Adam Perdue, director at residential market data company Zonda, said even as the housing market stabilizes, apartments will continue to be a more popular form of housing regardless of where they fall on the scale of affordability.

“We've added this additional housing, and so then prices are falling, and then that's inducing more people to ... rent more apartments than they would have otherwise if prices had stayed higher or were continuing to go up,” Perdue said.
The specifics

Overlooking the Woodlands Waterway, 1 Riva Row, a multifamily community, will be completed in 2025 by developer Howard Hughes.

The community will offer a total of 268 units in a 13-story building along with amenities including a sky lounge, a gym, and storage facilities for bikes and kayaks. Guinn said the homes will have about the same square footage range of existing homes in The Woodlands, offering housing comparable to what buyers might expect from a single-family home.

“The demographic that we target here in The Woodlands is that of luxury renters, typically an empty nester, someone that's downsizing from their home,” Guinn said. “So they're still looking for additional space, and so we tend to be on the slightly larger side with some of our units and our luxury products.”
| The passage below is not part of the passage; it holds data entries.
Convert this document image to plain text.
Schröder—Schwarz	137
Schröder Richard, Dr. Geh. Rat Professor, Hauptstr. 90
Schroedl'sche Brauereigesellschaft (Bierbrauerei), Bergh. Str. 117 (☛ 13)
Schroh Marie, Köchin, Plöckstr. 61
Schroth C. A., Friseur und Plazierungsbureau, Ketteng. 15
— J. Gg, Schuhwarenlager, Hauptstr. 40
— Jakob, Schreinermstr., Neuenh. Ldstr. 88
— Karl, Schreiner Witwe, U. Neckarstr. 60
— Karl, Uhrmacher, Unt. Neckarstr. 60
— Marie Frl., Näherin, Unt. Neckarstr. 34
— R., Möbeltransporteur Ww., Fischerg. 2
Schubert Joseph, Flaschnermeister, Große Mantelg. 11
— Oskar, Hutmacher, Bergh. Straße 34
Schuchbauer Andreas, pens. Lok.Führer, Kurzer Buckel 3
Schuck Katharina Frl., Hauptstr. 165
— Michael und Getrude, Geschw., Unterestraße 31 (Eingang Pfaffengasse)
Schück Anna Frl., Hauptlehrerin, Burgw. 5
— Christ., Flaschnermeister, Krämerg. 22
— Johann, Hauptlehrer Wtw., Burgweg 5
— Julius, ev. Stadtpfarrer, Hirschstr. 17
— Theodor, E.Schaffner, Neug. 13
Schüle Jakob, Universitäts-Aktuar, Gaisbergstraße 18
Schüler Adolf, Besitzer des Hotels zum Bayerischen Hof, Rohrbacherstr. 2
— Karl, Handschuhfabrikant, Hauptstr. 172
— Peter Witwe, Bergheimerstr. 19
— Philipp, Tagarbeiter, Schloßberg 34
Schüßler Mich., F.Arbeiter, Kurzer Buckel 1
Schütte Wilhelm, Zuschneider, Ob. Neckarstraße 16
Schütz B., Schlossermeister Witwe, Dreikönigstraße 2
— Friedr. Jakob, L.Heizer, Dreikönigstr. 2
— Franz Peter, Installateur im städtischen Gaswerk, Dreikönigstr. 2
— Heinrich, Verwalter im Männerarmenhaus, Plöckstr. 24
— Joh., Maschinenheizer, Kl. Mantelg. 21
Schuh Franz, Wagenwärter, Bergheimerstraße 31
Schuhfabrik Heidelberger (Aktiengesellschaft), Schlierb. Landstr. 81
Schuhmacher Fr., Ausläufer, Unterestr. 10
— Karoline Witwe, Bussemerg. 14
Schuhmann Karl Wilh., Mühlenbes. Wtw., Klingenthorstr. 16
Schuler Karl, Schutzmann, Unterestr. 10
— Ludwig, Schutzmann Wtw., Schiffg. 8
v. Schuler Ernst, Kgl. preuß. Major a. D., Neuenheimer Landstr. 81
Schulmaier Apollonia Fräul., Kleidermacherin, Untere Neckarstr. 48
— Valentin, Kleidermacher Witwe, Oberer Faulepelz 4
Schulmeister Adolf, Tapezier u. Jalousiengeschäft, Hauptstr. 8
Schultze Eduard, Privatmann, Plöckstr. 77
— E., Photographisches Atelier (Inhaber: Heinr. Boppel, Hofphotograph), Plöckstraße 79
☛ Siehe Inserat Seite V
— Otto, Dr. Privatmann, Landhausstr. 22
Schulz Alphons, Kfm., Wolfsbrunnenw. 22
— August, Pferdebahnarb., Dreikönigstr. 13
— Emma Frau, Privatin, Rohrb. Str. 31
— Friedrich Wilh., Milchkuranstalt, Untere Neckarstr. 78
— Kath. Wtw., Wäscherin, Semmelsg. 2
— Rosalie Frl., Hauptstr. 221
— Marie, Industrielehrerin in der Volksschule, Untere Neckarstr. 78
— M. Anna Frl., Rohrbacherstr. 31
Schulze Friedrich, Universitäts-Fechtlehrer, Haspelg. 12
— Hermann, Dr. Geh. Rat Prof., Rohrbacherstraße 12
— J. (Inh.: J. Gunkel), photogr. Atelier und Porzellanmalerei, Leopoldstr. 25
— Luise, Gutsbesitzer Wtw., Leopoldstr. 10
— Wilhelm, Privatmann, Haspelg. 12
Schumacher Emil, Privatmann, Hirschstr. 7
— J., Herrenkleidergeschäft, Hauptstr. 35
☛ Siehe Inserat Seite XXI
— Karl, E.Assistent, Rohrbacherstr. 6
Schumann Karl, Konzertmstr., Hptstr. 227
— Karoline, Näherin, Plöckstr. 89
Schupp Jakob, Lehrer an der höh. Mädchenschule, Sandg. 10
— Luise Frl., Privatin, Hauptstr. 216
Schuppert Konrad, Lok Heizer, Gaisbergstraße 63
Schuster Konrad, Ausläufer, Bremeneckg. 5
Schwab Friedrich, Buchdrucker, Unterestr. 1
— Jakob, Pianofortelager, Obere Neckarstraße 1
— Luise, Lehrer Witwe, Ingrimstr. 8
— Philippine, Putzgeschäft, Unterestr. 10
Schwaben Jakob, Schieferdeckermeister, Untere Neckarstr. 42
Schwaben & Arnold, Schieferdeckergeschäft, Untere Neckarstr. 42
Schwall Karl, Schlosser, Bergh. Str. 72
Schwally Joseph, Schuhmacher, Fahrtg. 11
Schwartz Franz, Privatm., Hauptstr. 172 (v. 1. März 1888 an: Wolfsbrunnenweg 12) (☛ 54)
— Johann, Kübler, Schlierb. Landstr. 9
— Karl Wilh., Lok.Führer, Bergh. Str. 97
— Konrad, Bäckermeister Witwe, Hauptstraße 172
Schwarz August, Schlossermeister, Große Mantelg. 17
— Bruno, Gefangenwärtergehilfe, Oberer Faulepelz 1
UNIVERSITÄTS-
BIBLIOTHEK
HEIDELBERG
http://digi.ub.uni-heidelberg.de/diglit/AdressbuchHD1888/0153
Guinn said Howard Hughes looks at what competitors are doing as well as demand in the area when planning new projects, and the company has found that despite the higher costs, there was “increased desire to live in places like The Woodlands that are rural, masterful [and] highly desired communities.”

The population in The Woodlands and Montgomery County is also growing, which Guinn said is a factor when it comes to the demand.

“It's an incredibly beautiful community, with great schools, great job offerings and a thriving business community," Guinn said. "So just the character of The Woodlands that drives people to this community and makes them want to be here—we have a very, very captive demand of an audience of people wanting to be here that we can supply housing products to meet their needs.”

The takeaway

The push for more luxury multifamily dwellings can also be influenced by a lack of availability and affordability within the single-family housing markets, said Chip Nash, senior managing director of multifamily investment properties at commercial real estate company Colliers. He said higher costs have not prevented areas like The Woodlands from seeing consistent demand.

Although occupancy has decreased slightly in The Woodlands/South Conroe since mid-2022 among Class A multifamily dwellings, from 88.5% to 86.5%, the areas of Tomball and Spring saw a steeper drop from 90.5% to 76.4%.

“Occupancy is high primarily due to the fact that a lot of people that want houses are unable to at this point due to high interest rates and somewhat of a lack of new home sites,” Nash said. “It's limited just because the cost of land is so high. The Woodlands being the No. 3 submarket in the metro, it commands higher rents just because of the availability of land.”